Excellent article also in The Spectator today by Stephen Daisley, which concludes::
Announcing ‘his’ reshuffle today, Sturgeon’s Westminster footman Ian Blackford said ‘team working and cooperation are key to ensure results’, a statement that doesn’t require much reading between the lines. It speaks to an intolerance of dissent inside the SNP, a party which once prided itself on its love of a good rammy. The SNP under Sturgeon is infinitely more presidential, managerial, and clique-driven than New Labour under Tony Blair. (At least New Labour believed in — and, more importantly, did — things.)
We might have to borrow similar phrasing when talking about Nicola Sturgeon’s party (and it decidedly is her party). The Old SNP (1934–2014) went through major upheavals and ideological pivots under the ascendancy of one faction or another, from sovereigntism to ‘Independence in Europe’, economic and social rightishness to economic and social leftishness, but it remained a party in which the grassroots still mattered and internal debate was (grudgingly) tolerated.
Under Sturgeon, the New SNP (2014-present) is personality-led, elite-driven, and ruled by a doctrine that cannot be found anywhere in the party’s constitution (yet) but which holds more sway than fusty old rulebooks drawn up in fusty old conference halls and voted on by fusty old delegates.

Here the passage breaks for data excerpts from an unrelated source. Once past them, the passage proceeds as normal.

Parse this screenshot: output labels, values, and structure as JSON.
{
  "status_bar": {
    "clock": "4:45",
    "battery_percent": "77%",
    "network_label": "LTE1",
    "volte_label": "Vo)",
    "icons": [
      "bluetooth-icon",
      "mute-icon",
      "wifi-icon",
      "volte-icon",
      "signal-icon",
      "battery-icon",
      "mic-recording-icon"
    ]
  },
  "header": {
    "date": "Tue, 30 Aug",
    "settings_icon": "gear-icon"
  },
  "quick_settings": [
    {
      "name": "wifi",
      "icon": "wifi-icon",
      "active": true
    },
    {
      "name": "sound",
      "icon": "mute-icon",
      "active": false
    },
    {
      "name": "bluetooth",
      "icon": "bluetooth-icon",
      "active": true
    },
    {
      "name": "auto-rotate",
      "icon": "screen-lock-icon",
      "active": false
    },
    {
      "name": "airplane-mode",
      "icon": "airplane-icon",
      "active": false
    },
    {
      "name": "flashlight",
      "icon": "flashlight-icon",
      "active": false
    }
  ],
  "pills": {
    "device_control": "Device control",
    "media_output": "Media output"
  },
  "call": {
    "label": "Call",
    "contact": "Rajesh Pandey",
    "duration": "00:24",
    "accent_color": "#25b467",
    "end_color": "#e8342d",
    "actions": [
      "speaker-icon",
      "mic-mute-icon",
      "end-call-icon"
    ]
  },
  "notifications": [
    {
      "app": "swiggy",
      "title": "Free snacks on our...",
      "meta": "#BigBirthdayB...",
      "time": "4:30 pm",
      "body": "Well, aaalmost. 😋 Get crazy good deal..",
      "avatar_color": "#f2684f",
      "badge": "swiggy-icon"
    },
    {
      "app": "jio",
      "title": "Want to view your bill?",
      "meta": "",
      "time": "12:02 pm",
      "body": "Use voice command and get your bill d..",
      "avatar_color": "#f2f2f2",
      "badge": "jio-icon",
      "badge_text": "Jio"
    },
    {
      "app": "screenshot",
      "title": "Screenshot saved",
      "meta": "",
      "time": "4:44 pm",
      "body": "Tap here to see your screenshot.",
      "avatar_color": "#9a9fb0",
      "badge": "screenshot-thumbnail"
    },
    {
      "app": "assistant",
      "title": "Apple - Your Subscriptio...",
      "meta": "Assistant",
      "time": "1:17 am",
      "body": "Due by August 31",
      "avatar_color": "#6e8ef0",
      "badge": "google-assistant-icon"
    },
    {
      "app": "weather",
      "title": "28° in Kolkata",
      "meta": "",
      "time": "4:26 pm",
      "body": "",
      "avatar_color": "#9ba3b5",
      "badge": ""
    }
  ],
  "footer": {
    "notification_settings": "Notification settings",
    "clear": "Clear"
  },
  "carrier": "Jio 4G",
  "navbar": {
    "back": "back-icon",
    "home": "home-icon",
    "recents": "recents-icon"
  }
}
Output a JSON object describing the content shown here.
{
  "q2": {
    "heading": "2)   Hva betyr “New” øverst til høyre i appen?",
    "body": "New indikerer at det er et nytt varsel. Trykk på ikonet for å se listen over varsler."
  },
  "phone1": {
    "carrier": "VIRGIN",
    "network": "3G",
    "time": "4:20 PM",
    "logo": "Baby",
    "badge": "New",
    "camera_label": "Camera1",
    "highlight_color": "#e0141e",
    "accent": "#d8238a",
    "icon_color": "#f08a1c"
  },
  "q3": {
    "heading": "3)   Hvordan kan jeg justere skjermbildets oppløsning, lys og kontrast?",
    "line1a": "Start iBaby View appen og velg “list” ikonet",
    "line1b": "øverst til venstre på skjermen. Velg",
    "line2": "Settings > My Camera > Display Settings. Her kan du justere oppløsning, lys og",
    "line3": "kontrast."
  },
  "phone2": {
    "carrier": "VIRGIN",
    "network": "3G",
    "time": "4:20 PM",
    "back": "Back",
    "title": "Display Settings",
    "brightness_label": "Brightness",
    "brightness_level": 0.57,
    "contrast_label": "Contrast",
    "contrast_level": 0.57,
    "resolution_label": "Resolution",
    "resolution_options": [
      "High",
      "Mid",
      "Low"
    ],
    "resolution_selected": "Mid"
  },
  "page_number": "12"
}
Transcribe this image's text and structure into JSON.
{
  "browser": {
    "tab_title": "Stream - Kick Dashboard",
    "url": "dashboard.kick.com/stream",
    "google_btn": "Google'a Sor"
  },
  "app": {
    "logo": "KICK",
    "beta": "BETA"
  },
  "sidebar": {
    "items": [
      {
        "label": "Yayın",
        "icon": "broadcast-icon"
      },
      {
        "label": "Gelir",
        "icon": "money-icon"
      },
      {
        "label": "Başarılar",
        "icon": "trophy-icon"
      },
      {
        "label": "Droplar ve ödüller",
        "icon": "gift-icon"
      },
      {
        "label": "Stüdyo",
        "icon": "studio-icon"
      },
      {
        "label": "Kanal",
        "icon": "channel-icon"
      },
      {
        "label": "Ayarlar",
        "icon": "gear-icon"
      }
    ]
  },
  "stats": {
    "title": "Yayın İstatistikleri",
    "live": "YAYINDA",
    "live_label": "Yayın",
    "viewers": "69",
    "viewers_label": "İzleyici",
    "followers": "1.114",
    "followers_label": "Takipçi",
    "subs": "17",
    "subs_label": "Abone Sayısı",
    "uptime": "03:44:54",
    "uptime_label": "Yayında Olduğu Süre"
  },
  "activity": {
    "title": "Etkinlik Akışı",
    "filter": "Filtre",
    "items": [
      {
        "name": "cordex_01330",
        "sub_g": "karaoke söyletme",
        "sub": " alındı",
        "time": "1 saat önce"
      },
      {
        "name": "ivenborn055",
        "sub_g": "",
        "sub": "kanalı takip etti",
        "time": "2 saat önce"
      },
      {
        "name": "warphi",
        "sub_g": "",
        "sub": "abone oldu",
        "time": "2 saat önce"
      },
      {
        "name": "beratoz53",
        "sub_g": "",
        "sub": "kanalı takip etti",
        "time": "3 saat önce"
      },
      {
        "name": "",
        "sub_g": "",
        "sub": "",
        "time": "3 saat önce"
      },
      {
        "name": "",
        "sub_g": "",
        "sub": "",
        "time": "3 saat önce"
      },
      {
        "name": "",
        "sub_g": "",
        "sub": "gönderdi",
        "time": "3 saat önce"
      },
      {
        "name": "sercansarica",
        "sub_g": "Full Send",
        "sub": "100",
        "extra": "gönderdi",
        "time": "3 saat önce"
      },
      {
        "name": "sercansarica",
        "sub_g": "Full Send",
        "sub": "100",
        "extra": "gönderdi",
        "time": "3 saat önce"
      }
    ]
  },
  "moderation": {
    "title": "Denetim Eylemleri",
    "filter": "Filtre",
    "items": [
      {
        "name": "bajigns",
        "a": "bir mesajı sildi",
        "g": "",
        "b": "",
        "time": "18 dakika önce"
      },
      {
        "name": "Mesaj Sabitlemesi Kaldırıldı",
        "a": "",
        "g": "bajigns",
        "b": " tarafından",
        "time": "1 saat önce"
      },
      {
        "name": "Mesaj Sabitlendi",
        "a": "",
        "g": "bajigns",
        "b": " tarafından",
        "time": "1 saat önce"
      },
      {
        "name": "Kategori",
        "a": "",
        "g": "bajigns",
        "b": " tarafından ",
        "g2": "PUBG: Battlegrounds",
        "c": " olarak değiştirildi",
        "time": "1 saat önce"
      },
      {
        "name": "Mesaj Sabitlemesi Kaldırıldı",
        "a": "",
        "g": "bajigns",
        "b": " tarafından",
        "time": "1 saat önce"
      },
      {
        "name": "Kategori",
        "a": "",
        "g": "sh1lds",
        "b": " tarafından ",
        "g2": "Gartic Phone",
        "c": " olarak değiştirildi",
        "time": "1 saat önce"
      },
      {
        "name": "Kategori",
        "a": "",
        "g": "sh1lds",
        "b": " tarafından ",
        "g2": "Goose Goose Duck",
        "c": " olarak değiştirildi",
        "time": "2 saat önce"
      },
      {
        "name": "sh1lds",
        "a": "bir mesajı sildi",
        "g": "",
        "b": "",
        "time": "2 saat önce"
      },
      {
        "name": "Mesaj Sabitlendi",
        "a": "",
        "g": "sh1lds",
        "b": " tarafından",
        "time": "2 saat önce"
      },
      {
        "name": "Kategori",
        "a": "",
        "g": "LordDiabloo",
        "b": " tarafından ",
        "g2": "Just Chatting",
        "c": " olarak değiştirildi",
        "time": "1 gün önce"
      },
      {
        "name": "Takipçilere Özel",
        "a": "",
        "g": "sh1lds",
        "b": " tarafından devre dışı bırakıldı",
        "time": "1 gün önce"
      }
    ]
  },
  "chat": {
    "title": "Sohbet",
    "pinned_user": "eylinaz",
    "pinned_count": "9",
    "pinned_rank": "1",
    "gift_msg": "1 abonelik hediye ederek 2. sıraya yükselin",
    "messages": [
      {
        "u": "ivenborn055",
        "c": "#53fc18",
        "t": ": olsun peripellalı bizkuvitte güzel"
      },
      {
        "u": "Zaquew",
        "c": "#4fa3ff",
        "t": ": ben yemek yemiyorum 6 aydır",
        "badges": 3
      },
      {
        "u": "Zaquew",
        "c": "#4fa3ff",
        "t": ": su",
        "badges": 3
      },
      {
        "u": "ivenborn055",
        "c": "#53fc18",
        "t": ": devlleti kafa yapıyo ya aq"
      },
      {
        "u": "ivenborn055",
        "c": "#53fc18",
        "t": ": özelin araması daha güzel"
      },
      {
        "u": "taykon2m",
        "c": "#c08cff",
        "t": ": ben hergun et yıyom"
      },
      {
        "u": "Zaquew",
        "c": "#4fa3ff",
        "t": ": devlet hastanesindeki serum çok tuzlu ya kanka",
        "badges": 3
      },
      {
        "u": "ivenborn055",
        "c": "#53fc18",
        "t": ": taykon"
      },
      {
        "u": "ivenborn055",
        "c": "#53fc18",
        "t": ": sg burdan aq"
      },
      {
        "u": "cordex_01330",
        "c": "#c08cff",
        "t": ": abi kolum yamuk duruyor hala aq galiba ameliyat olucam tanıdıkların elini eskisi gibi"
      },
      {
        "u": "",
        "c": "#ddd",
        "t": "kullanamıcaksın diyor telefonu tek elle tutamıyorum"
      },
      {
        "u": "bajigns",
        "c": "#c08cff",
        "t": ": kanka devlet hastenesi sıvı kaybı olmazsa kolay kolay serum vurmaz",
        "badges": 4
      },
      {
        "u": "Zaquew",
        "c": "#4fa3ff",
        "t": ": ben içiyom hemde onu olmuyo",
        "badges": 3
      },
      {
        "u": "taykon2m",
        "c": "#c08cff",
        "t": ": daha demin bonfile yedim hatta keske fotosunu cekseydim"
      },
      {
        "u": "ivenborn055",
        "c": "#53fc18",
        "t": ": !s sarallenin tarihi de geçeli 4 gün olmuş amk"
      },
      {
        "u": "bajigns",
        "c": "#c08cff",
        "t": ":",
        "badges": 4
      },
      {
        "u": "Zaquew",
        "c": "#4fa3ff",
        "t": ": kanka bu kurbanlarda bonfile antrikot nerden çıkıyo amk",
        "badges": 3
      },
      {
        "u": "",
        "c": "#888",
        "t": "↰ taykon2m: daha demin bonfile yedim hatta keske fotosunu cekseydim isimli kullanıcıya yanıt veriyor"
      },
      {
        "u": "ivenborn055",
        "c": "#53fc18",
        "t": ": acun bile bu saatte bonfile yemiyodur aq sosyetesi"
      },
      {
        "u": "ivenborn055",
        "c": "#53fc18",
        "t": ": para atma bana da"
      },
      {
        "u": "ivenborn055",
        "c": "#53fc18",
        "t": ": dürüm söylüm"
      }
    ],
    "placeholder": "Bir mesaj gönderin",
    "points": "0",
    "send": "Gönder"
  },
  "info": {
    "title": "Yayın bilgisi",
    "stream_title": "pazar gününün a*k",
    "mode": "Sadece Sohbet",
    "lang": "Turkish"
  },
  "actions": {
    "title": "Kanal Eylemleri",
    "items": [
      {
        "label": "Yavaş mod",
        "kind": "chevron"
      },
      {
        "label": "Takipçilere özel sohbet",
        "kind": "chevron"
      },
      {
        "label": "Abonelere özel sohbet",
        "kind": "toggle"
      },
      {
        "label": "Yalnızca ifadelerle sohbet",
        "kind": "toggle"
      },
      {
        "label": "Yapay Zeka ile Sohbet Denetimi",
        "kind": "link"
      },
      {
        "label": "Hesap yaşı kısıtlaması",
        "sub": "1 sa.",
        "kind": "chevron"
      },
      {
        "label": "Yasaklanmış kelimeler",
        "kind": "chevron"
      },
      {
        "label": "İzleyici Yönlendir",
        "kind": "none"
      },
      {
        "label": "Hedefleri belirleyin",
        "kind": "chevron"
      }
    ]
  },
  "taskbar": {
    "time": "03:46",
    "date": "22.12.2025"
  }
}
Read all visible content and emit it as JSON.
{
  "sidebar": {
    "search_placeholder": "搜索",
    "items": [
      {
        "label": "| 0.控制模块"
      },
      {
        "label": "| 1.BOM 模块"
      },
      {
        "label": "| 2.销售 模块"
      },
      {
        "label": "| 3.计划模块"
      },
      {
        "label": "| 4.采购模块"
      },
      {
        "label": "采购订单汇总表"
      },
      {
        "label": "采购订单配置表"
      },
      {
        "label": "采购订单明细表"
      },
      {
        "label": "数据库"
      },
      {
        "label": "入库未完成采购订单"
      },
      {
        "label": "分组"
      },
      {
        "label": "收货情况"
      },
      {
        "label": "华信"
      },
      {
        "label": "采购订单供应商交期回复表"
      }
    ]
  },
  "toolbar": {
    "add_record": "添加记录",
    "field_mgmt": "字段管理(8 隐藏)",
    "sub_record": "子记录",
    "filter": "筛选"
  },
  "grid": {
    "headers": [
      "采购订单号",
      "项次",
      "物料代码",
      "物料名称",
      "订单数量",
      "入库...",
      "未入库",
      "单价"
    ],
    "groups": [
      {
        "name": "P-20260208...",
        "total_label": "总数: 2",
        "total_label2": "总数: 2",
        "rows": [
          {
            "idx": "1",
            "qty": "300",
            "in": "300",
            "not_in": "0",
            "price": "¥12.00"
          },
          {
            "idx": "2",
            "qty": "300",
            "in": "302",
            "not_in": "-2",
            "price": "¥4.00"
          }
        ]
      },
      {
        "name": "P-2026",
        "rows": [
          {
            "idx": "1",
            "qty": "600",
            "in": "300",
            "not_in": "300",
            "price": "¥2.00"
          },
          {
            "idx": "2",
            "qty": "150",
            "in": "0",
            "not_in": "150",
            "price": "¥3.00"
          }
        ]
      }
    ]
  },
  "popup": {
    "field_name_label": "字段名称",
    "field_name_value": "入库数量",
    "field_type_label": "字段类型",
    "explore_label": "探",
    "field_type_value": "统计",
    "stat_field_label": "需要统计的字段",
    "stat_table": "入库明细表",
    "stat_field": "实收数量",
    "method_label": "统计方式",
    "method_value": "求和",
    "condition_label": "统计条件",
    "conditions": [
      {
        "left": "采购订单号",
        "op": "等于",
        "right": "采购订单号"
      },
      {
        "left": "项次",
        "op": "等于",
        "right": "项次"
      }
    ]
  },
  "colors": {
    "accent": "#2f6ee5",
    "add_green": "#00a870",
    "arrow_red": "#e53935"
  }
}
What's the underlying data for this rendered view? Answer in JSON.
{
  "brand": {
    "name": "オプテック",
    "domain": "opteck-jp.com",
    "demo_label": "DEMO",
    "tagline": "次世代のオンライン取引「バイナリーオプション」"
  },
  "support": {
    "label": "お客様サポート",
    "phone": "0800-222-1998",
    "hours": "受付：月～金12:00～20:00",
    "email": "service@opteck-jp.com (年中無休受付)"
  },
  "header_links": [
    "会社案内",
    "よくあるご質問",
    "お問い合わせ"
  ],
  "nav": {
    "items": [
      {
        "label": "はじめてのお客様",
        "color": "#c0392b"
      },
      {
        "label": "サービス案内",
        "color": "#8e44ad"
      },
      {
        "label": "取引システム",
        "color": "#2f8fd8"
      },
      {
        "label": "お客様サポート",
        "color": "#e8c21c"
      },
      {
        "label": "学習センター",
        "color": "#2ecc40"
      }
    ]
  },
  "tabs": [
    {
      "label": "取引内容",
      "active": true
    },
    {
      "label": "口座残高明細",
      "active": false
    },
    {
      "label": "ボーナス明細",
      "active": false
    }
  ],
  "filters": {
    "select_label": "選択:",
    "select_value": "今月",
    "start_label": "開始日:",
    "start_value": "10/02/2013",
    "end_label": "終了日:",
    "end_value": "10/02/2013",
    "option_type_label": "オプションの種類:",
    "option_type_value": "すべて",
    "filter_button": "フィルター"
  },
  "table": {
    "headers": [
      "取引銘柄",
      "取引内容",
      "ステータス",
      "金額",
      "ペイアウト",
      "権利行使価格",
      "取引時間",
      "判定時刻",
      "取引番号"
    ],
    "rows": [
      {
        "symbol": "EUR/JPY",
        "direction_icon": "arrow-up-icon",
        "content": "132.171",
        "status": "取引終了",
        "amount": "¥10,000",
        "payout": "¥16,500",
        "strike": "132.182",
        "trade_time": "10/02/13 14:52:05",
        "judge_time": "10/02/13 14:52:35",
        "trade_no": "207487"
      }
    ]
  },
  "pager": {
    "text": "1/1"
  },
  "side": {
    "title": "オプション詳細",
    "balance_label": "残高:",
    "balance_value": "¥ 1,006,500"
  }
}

It is a doctrine I call ‘coercive progressivism’ and is a total ideology of identity, culture and values that places these matters, rather than economic or social affairs, at the heart of politics and seeks to enforce its marginal orthodoxy on the mainstream by way of law, social pressure and institutional capture. It is, at root, a post-liberal and post-democratic movement. And it brooks not a peep of disagreement, which is why the foremost talent on the SNP frontbench is no longer on the SNP frontbench.